Distributed PingPong

This tutorial runs the PingPong example across two terminals connected via TCP. The ping object lives on node alpha and the pong object lives on node beta. Calls cross the network transparently.

Prerequisites

Build the avm-node binary:

cd avm && cargo build -p avm-node

Running the demo

Open two terminals:

Terminal 1 — start the beta node (hosts pong):

just avm demo-beta
# or: RUST_LOG=info cargo run -p avm-node -- \
#       --name beta --port 9002 --peer alpha:9001 --demo

Terminal 2 — start the alpha node (hosts ping, runs orchestrator):

just avm demo-alpha
# or: RUST_LOG=info cargo run -p avm-node -- \
#       --name alpha --port 9001 --peer beta:9002 --demo --rounds 3

What happens

sequenceDiagram
    participant A as alpha (ping)
    participant N as Network (TCP)
    participant B as beta (pong)
    A->>A: create ping object
    B->>B: create pong object
    B->>N: CreateNotify(pong)
    N->>A: CreateNotify(pong)
    A->>A: orchestrator calls ping
    A->>N: Call(pong, Ping msg)
    N->>B: Call(pong, Ping msg)
    B->>B: run pong behavior
    B->>N: CallResponse(Pong msg)
    N->>A: CallResponse(Pong msg)
    A->>A: ping behavior resumes
    A->>N: Call(pong, Ping msg)
    Note over A,B: ...repeats until max rounds...
    A->>A: ping returns "done"

Beta creates the pong object locally and broadcasts a CreateNotify message to all peers.
Alpha receives the notification and updates its location directory: pong → beta.
Alpha creates ping locally and runs the orchestrator program.
When ping calls pong, execute_call sees that pong lives on beta (different machine) and routes through the TcpTransport.
The call is serialized as JSON, sent over TCP, executed on beta, and the response returns the same way.
When pong calls ping back, the same process happens in reverse.

Wire protocol

Messages are length-prefixed JSON over TCP:

[4-byte big-endian length][UTF-8 JSON payload]

Message types:

Message	Direction	Purpose
`Call`	requester → owner	Synchronous object invocation
`CallResponse`	owner → requester	Return value or error
`CreateNotify`	creator → all	Update location directories
`DestroyNotify`	destroyer → all	Remove from directories
`Ping`/`Pong`	either	Keepalive

Key concepts

Location directory: each node maintains a map from ObjectId to MachineId.
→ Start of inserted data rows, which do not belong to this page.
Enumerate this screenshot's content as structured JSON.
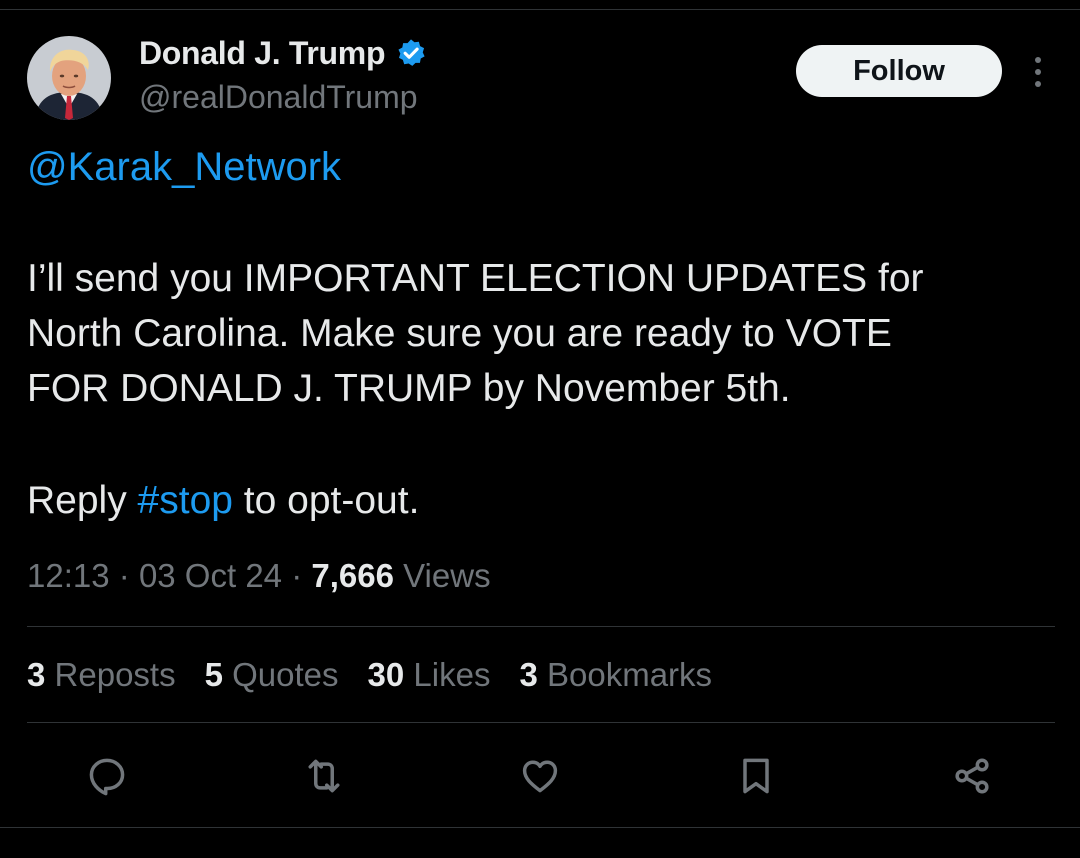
{
  "author": {
    "display_name": "Donald J. Trump",
    "handle": "@realDonaldTrump",
    "verified_icon": "verified-badge-icon",
    "verified_color": "#1d9bf0"
  },
  "follow_label": "Follow",
  "tweet": {
    "mention": "@Karak_Network",
    "body_lines": [
      "I’ll send you IMPORTANT ELECTION UPDATES for",
      "North Carolina. Make sure you are ready to VOTE",
      "FOR DONALD J. TRUMP by November 5th."
    ],
    "reply_prefix": "Reply ",
    "hashtag": "#stop",
    "reply_suffix": " to opt-out."
  },
  "meta": {
    "time": "12:13",
    "separator": "·",
    "date": "03 Oct 24",
    "views_count": "7,666",
    "views_label": "Views"
  },
  "stats": [
    {
      "count": "3",
      "label": "Reposts"
    },
    {
      "count": "5",
      "label": "Quotes"
    },
    {
      "count": "30",
      "label": "Likes"
    },
    {
      "count": "3",
      "label": "Bookmarks"
    }
  ],
  "actions": [
    "reply-icon",
    "repost-icon",
    "like-icon",
    "bookmark-icon",
    "share-icon"
  ],
  "colors": {
    "background": "#000000",
    "text": "#e7e9ea",
    "secondary": "#71767b",
    "accent": "#1d9bf0",
    "divider": "#2f3336"
  }
}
Updated by CreateNotify broadcasts.
Transport trait: the TcpTransport implements avm_core::Transport, bridging the sync interpreter to the async TCP layer via oneshot channels.
Node-prefixed IDs: FreshIdGen::with_prefix(u16) ensures globally unique ObjectIds across nodes (top 16 bits = node identity).
Behaviors are local: each node registers its own behaviors. Only messages (values) cross the network, not code.